I was unsure on some of the implementation decisions of the code, so I decided to roll my own. One thing to keep in mind is that this is an implementation of just the cell. It is up to you to build the actual machinery that handles the locations and interactions of the h and m vectors and isn't as simple as passing in your data and expecting it to traverse the dimensions properly.

So for example, if you are working in two dimensions, start with the top left block, take the incoming x and y vectors, concat them together, then use your cell to compute the output (which includes outgoing vectors for both x and y); and it is up to you to store the output for later use in neighboring blocks. Pass those outputs individually to each corresponding dimension, and in each of those neighboring blocks, concat the incoming vectors (again, for each dimension) and compute the output for the neighboring blocks. To do this, you'll need two for-loops, one for each dimension.

Perhaps the version in contrib will work for this, but a couple problems I have with it (I could be wrong here, but as far as I can tell): 1) The vectors are handled using concat and slice rather than with tuples. This will likely result in slower performance. 2) It looks like the input is projected at each step, which doesn't sit well with me. In the paper they only project into the network for incoming blocks along the edge of the grid and not throughout.

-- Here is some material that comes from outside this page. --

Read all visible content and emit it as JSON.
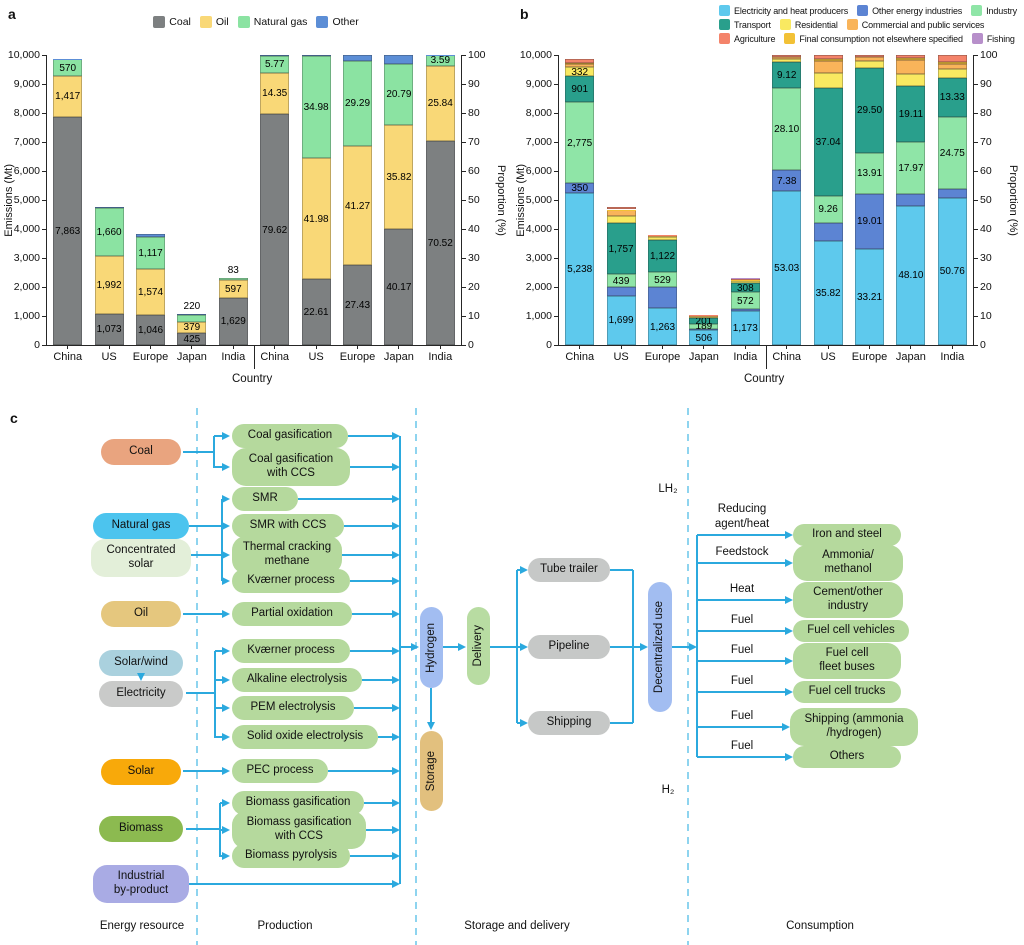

If you look at the code, it is actually very simple. Perhaps reading the paper and making adjustments to the code as needed, or rolling your own are your best bet. And remember that the cell is only good for performing the recurrence at each step, and not for managing the incoming and outgoing h and m vectors.

回答3:

Yes, dynamic shape was the cause. There is a PR to fix this: https://github.com/tensorflow/tensorflow/pull/4631

@jstaker7: Thank you for trying it out. Re. problem 1, the above PR uses tuples for states and outputs, hopefully it can address the performance issue. GridRNNCell was created some while ago, at that time all the LSTMCells in Tensorflow was using concat/slice instead of tuple.

Re. problem 2, GridRNNCell will not project the input if you pass None. A dimension can be both input and recurrent, and when there is no input (inputs = None), it will use the recurrent tensors for computation. We can also use 2 input dimensions, by instantiate the GridRNNCell directly.

Of course writing a generic class for all cases makes the code looks a bit convoluted, and I think that it needs better documentation.

Anyway, it will be great if you could share your improvements, or any idea you might have to make it clearer/more useful. It is the nature of an open-source project anyway.